100 KILOMETER CHALLENGE: Want more than 50 miles, but aren't ready for a full 100? The 100K (62 miles) follows the same up and back route as the 50-miler, but continues on from the 50-mile turnaround with an added 6-mile out & back section of the Avenue of the Giants. Start Time 7:30am

50 MILE CHALLENGE: This beautiful ride travels the Eel River Valley to Rio Dell, down Hwy 101 to the Avenue of the Giants and a rest stop/turnaround at the Immortal Tree, then back to Ferndale. Start Time 8:00 am

20 MILE FAMILY RIDE: This is for those who don't like hills. There is only one very small climb leaving Ferndale as you head out through the scenic Eel River Valley. A rest stop awaits at the turnaround on Price Creek Road. Start Time 10:30 am

10 MILE FARM TOUR: NO HILLS! A safe, scenic ride through the Ferndale farmlands. Snacks and beverages at the turnaround. We recommend this ride for familys with young children. Roads closed to vehicular traffic. Start Time 12 Noon

Early Registration/Packet Pickup: The evening before from 5-8pm at the Fairgrounds.
Pasta Feed -- all you can eat -- 5 to 8 pm Friday.
Ride Day Breakfast -- a variety of morning fare & coffee -- at the Fairgrounds 6 to 9 am ride morning.

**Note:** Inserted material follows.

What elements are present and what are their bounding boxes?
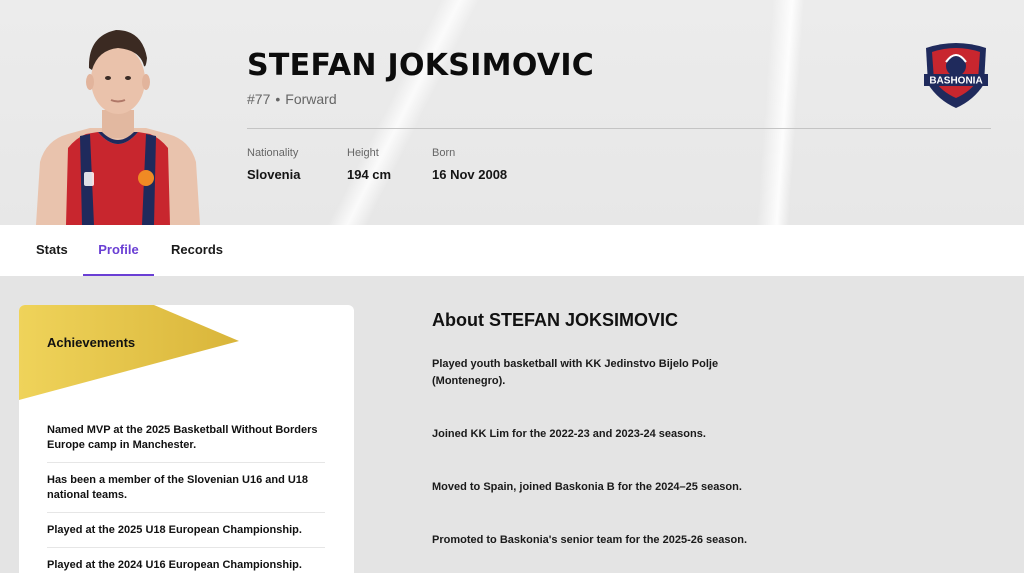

1st photo: The 3rd rider back, the one standing and straining over the front, is a young Lance Armstrong.

2nd photo: Yeah, we have big trees in Humboldt. This was taken along the Avenue of the Giants. The 50-mile, 100-K and 100-miler all take this route.

3rd photo: The 100-mile course & the profile.

4th photo: Climbing the wall. At mile 80 the ride hits the appropriately named "Wall," a 1/2 mile super-steep pitch. But pace yourself, there's still more that 3000' of climbing to go!


----------